The man stepping into my office a few minutes later was proper, oriented, coherent, well dressed, and seemingly sober. After a 20 minutes conversation about his alcohol habits, it had became evident that he consumed way more alcohol than “just a little.” When, on my way to reach for some testing instruments, I passed his chair, I noticed a scent of what I believed to be alcohol, and I asked him if he had been drinking anything prior to coming to the clinic. He immediately said, “Yes, I had a couple beers in the morning.”

I explained that it might be of interest to find out if there’s still some alcohol left in his body, even if several hours had passed since he drank. He agreed. I went to the nurse’s station to get a breathalyzer to measure his blood-alcohol level, and  asked him to breathe into the instrument. Waiting for the result, the meter kept going up and up, and I concluded something must have gone wrong with the test. I called the nurse and asked if she had the time to bring me another breathalyzer, and with the new instrument in my hand, I asked the patient to re-take the test. History repeated itself – the first test result, 0.43 BAC , came up again.
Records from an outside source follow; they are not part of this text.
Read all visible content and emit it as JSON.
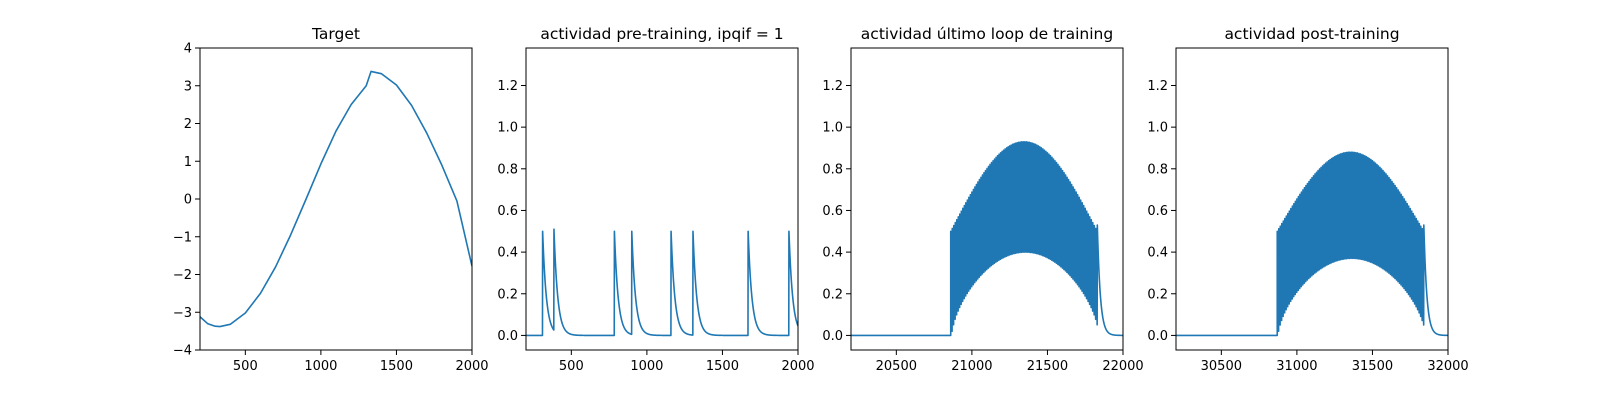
{
  "chart_data": [
    {
      "type": "line",
      "title": "Target",
      "xlim": [
        200,
        2000
      ],
      "ylim": [
        -4,
        4
      ],
      "xticks": [
        500,
        1000,
        1500,
        2000
      ],
      "yticks": [
        -4,
        -3,
        -2,
        -1,
        0,
        1,
        2,
        3,
        4
      ],
      "xtick_labels": [
        "500",
        "1000",
        "1500",
        "2000"
      ],
      "ytick_labels": [
        "−4",
        "−3",
        "−2",
        "−1",
        "0",
        "1",
        "2",
        "3",
        "4"
      ],
      "series": [
        {
          "color": "#1f77b4",
          "x": [
            200,
            250,
            300,
            332,
            400,
            500,
            600,
            700,
            800,
            900,
            1000,
            1100,
            1200,
            1300,
            1332,
            1400,
            1500,
            1600,
            1700,
            1800,
            1900,
            2000
          ],
          "y": [
            -3.12,
            -3.3,
            -3.37,
            -3.38,
            -3.32,
            -3.02,
            -2.5,
            -1.8,
            -0.95,
            -0.02,
            0.93,
            1.8,
            2.5,
            3.0,
            3.38,
            3.32,
            3.02,
            2.48,
            1.75,
            0.9,
            -0.05,
            -1.78
          ]
        }
      ]
    },
    {
      "type": "line",
      "title": "actividad pre-training, ipqif = 1",
      "xlim": [
        200,
        2000
      ],
      "ylim": [
        -0.07,
        1.38
      ],
      "xticks": [
        500,
        1000,
        1500,
        2000
      ],
      "yticks": [
        0.0,
        0.2,
        0.4,
        0.6,
        0.8,
        1.0,
        1.2
      ],
      "xtick_labels": [
        "500",
        "1000",
        "1500",
        "2000"
      ],
      "ytick_labels": [
        "0.0",
        "0.2",
        "0.4",
        "0.6",
        "0.8",
        "1.0",
        "1.2"
      ],
      "series": [
        {
          "color": "#1f77b4",
          "spikes": [
            {
              "x": 310,
              "peak": 0.5
            },
            {
              "x": 385,
              "peak": 0.51
            },
            {
              "x": 785,
              "peak": 0.5
            },
            {
              "x": 900,
              "peak": 0.5
            },
            {
              "x": 1160,
              "peak": 0.5
            },
            {
              "x": 1305,
              "peak": 0.5
            },
            {
              "x": 1670,
              "peak": 0.5
            },
            {
              "x": 1940,
              "peak": 0.5
            }
          ],
          "decay": 25
        }
      ]
    },
    {
      "type": "line",
      "title": "actividad último loop de training",
      "xlim": [
        20200,
        22000
      ],
      "ylim": [
        -0.07,
        1.38
      ],
      "xticks": [
        20500,
        21000,
        21500,
        22000
      ],
      "yticks": [
        0.0,
        0.2,
        0.4,
        0.6,
        0.8,
        1.0,
        1.2
      ],
      "xtick_labels": [
        "20500",
        "21000",
        "21500",
        "22000"
      ],
      "ytick_labels": [
        "0.0",
        "0.2",
        "0.4",
        "0.6",
        "0.8",
        "1.0",
        "1.2"
      ],
      "series": [
        {
          "color": "#1f77b4",
          "burst": {
            "start": 20860,
            "end": 21830,
            "first_peak": 0.5,
            "max_peak": 0.93,
            "max_trough": 0.4,
            "period": 10,
            "final_decay": 20
          },
          "baseline": 0.0
        }
      ]
    },
    {
      "type": "line",
      "title": "actividad post-training",
      "xlim": [
        30200,
        32000
      ],
      "ylim": [
        -0.07,
        1.38
      ],
      "xticks": [
        30500,
        31000,
        31500,
        32000
      ],
      "yticks": [
        0.0,
        0.2,
        0.4,
        0.6,
        0.8,
        1.0,
        1.2
      ],
      "xtick_labels": [
        "30500",
        "31000",
        "31500",
        "32000"
      ],
      "ytick_labels": [
        "0.0",
        "0.2",
        "0.4",
        "0.6",
        "0.8",
        "1.0",
        "1.2"
      ],
      "series": [
        {
          "color": "#1f77b4",
          "burst": {
            "start": 30870,
            "end": 31840,
            "first_peak": 0.5,
            "max_peak": 0.88,
            "max_trough": 0.37,
            "period": 10,
            "final_decay": 20
          },
          "baseline": 0.0
        }
      ]
    }
  ]
}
With a BAC level of 0.43, the patient standing in front of me should have been dead! Why wasn’t he? Two major factors “saved him!”

He had progressively developed a very high tolerance for alcohol which, in simple terms was evident through his demeanor: he appeared to be sober, he walked, talked, and behaved as if he was not under the influence of any mood altering substance. In other words, my patient’s body system had, through drinking on a regular basis, for a long period of time, learned to tolerate huge amounts of alcohol – to the point of shaking hands with death.

In case any of my readers wonder if my patient was driving his car to the clinic, the answer is: Yes, he did!

When he left the clinic, he had agreed to be transported to the hospitals detox unit.He also willingly left the keys to his car at the nurse’s station.